Minister skarbu państwa skrytykował związki zawodowe z gdańskiej stoczni, które w piątek w Warszawie zorganizowały manifestację. Protestujący żądali od rządu dokładnego rozliczenia pomocy publicznej przekazanej zakładowi. Ich zdaniem, do stoczni dotarło około 50 mln zł, a nie - jak uważa Komisja Europejska - ponad 700 mln zł pomocy.
"Żałuję, że tak głośno nie protestowali przed wyborami, kiedy była finalizowana prywatyzacja Stoczni Gdańskiej. Nie słyszałem, żeby wtedy upominali się o to, aby powstał taki program restrukturyzacyjny dla tej stoczni, by przyjęła go Komisja Europejska i który gwarantowałby to, że nie będzie trzeba zwracać pomocy publicznej. To jest grzech zaniedbania poprzedniego rządu" - powiedział Grad.
Grzech pierworodny?
Dodał, że obecny rząd musi naprawiać "błąd pierworodny", jakim było rozdzielenie obu stoczni. "Ambicje polityczne zwyciężyły nad gospodarką, nad myśleniem biznesowym i dziś mamy przez to kłopoty, więc niech się dziś stoczniowcy z Gdańska biją we własne piersi i wytłumaczą swoim załogom, dlaczego do tego doprowadzili. To jest ich wina" - uważa Grad.
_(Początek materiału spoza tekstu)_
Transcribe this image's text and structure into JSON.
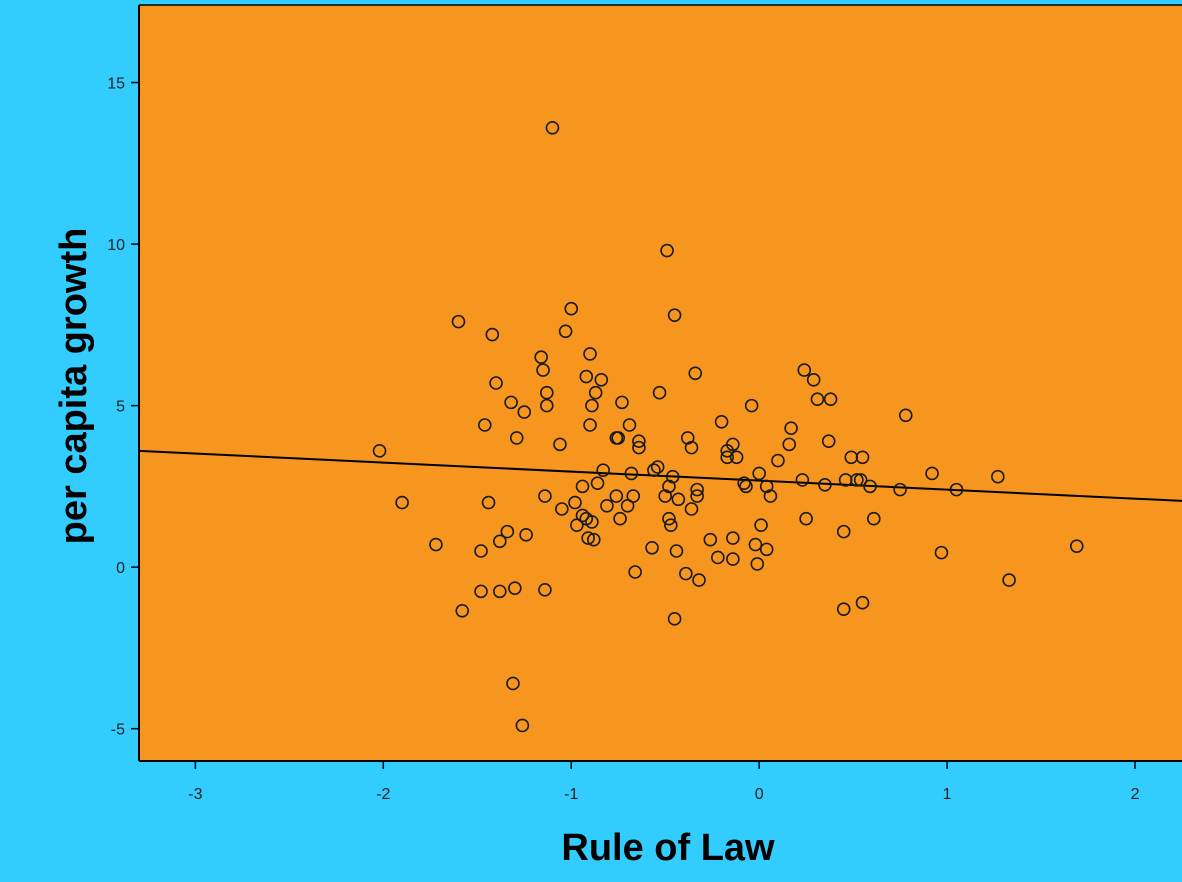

Minister podkreślił, że w kwestii różnicy wysokości pomocy publicznej dla Stoczni Gdańsk wszystkie strony mają rację. "Bo prawo europejskie mówi, że pomoc publiczna liczona jest w wartościach nominalnych. Komisja Europejska za pomoc publiczną uważa wszystko to, co nawet było przyrzeczone, a nie było faktyczne wykonane. Traktuje jako pomoc publiczną w wartościach nominalnych całe kwoty ubezpieczeniowe zaliczek armatorskich, gwarancji kredytowych" - wyjaśnił.
"Natomiast jeśli uda nam się uzgodnić program restrukturyzacyjny dla dwóch stoczni i szczęśliwie doprowadzić do finału proces prywatyzacyjny, to ten problem zniknie sam" - zaznaczył minister.